Online trading platforms Robinhood and Interactive Brokers
restricted trading in shares of GameStop, BlackBerry
and other companies that saw hefty gains this week after
they were targeted by an army of retail buyers.
Shares of GameStop plunged about 44% from Wednesday's close,
to $196.14, after hitting $483 earlier in the session. The
shares had traded under $20 at the beginning of the year.
Hedge funds would have had more margin calls if GameStop had
kept going higher, said Thomas Hayes, managing member at Great
Hill Capital LLC in New York.
"When it backed off a little bit, the market breathed a sigh
of relief," Hayes said.
The main Wall Street indexes on Wednesday registered their
sharpest declines in three months after a squeeze on hedge funds
holding short positions in the social-media darlings.
MSCI's benchmark for global equity markets
rose 0.88% to 658.22, while the Dow Jones Industrial Average
rose 2%, the S&P 500 gained 2.00% and the Nasdaq
Composite added 1.5%.
Stocks in Europe traded little changed as countries grappled
with new variants of the coronavirus amid extended lockdowns
that weigh on near-term economic growth. The broad FTSEurofirst
300 index added 0.01% to 1,554.45.
The safe-haven U.S. dollar fell in choppy trading and
riskier currencies, including the Australian dollar, reversed
early losses as stocks rebounded.
U.S. gross domestic product grew at a 4% annualized rate in
the fourth quarter, in line with economists' forecasts, though
for all of 2020 the economy contracted 3.5%, the worst
performance since World War Two.
While GDP contracted over all of last year, data suggested a
faster recovery than many expected. Other reports showed U.S.

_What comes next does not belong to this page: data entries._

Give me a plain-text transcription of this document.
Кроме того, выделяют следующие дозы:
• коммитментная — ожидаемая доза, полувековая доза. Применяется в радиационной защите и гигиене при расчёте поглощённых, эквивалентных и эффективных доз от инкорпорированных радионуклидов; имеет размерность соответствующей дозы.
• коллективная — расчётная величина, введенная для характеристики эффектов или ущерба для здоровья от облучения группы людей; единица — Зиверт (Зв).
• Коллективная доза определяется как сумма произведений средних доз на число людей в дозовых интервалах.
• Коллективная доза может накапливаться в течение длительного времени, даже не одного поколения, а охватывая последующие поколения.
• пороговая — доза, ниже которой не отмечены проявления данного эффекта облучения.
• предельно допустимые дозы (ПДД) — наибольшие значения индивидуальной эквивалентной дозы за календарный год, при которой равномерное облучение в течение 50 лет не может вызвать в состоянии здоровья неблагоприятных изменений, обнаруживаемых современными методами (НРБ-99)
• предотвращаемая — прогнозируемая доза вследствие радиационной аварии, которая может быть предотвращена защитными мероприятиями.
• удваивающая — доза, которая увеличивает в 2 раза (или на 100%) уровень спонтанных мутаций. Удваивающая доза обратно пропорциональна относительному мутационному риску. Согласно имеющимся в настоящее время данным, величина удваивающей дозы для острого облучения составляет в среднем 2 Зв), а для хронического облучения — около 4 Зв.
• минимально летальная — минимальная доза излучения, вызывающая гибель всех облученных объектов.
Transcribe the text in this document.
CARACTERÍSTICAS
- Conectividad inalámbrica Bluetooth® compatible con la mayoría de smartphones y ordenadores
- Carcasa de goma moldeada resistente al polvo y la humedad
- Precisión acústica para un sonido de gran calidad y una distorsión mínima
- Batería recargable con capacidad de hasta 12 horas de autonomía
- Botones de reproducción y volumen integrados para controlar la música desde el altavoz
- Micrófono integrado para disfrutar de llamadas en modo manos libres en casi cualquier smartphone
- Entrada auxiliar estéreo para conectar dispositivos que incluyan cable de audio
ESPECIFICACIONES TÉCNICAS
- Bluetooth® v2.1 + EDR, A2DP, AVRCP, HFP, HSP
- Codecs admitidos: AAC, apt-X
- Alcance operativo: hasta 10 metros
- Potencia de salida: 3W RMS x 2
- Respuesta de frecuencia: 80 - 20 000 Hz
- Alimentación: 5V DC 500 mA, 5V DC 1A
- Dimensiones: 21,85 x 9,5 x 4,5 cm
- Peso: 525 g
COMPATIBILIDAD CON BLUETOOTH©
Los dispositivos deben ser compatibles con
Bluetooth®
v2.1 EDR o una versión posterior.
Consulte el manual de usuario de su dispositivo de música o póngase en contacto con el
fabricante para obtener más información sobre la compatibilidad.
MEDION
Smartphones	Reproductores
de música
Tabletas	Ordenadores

jobless claims were lower than expected at 847,000, compared
with forecasts of 875,000.
The dollar index fell 0.161%, with the euro up
0.12% to $1.2122.
The Japanese yen weakened 0.16% versus the greenback
at 104.28 per dollar.
U.S. long-dated Treasury yields rallied from three-week
lows. The U.S. government will auction $62 billion in U.S.
seven-year Treasury notes.
"The Treasury market is operating under the assumption that
we will be hitting a soft patch here in the first quarter," said
Kevin Flanagan, head of fixed income strategy at WisdomTree.
"The numbers are kind of being ignored," he said.
Oil was steady as the impact of a weaker dollar and big U.S.
crude inventory drawdown offset concerns that delays to vaccine
rollouts and fresh travel curbs to prevent new coronavirus
outbreaks could depress demand.
Brent crude futures fell $0.13 to $55.68 a barrel.
U.S. crude futures slid $0.38 to $52.47 a barrel.
Spot gold prices fell -0.15% to $1,841.21 an ounce.